Online learning tasks have increased in schools by 41% over the last 5 days, as teachers look to innovative ways to deliver content outside the classroom.
The new data from school management system Compass Education, which is used across more than 1,800 schools in Australia, follows revelations that nearly half of Australian schoolchildren stayed home yesterday.
"Over the past week, we have seen a substantial increase in the use of the Compass platform from non-school locations,” Compass CEO John de la Motte told The Educator.
“This increased usage has aligned with national student absence trends which have seen nearly half of students not attending school as of yesterday”.
de la Motte said that while the roll-call module is one of Compass Education's most popular features, there has been a massive surge in the use of the company’s online learning tasks, used for resource sharing and assessment in schools, as teachers prepare for increase online delivery of classwork and curriculum.
“We have also seen a substantial rise in parent and student communications by email, SMS and through the Compass mobile app as schools continue to ensure their school communities are kept up to date,” he said.
“While most schools have already enabled parent communication and the portal within Compass, we have received some questions from schools wishing to enable this functionality”.

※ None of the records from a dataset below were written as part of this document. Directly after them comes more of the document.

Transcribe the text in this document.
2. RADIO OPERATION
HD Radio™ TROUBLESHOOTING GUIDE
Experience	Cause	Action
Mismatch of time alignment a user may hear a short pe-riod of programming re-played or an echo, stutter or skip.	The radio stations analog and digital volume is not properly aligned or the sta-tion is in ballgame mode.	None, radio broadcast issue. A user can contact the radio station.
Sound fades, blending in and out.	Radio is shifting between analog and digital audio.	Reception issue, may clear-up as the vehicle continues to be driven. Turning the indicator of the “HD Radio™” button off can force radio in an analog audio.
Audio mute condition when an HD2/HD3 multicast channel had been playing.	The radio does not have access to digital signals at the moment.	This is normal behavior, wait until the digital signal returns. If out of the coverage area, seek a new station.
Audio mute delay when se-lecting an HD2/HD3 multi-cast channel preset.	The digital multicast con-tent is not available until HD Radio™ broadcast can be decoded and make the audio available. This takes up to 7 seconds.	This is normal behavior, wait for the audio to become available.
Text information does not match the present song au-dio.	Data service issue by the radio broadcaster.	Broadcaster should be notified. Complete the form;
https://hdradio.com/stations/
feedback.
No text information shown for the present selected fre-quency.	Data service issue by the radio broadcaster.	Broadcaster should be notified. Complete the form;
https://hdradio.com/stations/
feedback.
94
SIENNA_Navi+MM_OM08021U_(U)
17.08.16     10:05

To help schools manage the new complex environment they have found themselves in, Compass has made parent portal and Compass mobile apps are available to all Compass schools at no additional cost.
"New schools wishing to implement Compass will be able to sign up for a three-month licence at no cost. We have also removed our implementation and training fees, during this time, to allow schools to get online faster,” de la Motte said.
“Existing Compass schools, without online learning modules, can email our support team and we will enable these for you, on the spot, free for three months”.